Answer 2 · 2018-06-19T12:07:14

Please see a Proof in the Explanation.

Given that, $y=sqrtx+1/sqrtx=x^(1/2)+x^(-1/2)$ .

Recall that, $d/dx(x^n)=n*x^(n-1)$ .

$:. dy/dx=1/2*x^(1/2-1)+(-1/2)*x^(-1/2-1)$ .

$=1/2*x^(-1/2)-1/2*x^(-3/2)$ ,

$:. dy/dx=1/2{x^(-1/2)-x^(-3/2)}$ .

Multiplying this eqn. by $2x$ , we get,

$2xdy/dx=cancel(2)x*1/cancel(2){x^(-1/2)-x^(-3/2)}$ ,

$=x*x^(-1/2)-x*x^(-3/2)$ ,

$i.e., 2xdy/dx=x^(1/2)-x^(-1/2)=sqrtx-1/sqrtx$ .

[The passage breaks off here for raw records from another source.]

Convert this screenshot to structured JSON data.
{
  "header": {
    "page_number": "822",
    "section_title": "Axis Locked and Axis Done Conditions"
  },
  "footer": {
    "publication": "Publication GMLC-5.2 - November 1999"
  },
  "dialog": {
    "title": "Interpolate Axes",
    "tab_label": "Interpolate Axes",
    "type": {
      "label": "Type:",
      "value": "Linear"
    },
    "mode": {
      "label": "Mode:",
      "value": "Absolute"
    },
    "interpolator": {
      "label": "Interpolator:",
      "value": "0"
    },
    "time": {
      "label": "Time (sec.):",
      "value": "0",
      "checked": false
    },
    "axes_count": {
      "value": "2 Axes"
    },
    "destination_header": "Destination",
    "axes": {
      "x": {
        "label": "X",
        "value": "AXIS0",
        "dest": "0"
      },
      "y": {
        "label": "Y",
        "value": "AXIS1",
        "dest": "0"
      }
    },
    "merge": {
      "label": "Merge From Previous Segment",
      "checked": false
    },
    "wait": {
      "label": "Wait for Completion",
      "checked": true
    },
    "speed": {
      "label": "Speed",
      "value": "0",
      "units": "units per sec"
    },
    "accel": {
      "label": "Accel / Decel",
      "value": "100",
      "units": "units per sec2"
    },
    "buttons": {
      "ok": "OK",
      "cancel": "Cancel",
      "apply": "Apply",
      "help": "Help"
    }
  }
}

Finally, adding $y=sqrtx+1/sqrtx$ , we have,

$2xdy/dx+y=(sqrtxcancel(-1/sqrtx))+(sqrtxcancel(+1/sqrtx))$ ,

$or, 2xdy/dx+y=2sqrtx$ ,

as Respected Abhishek Malviya has readily derived!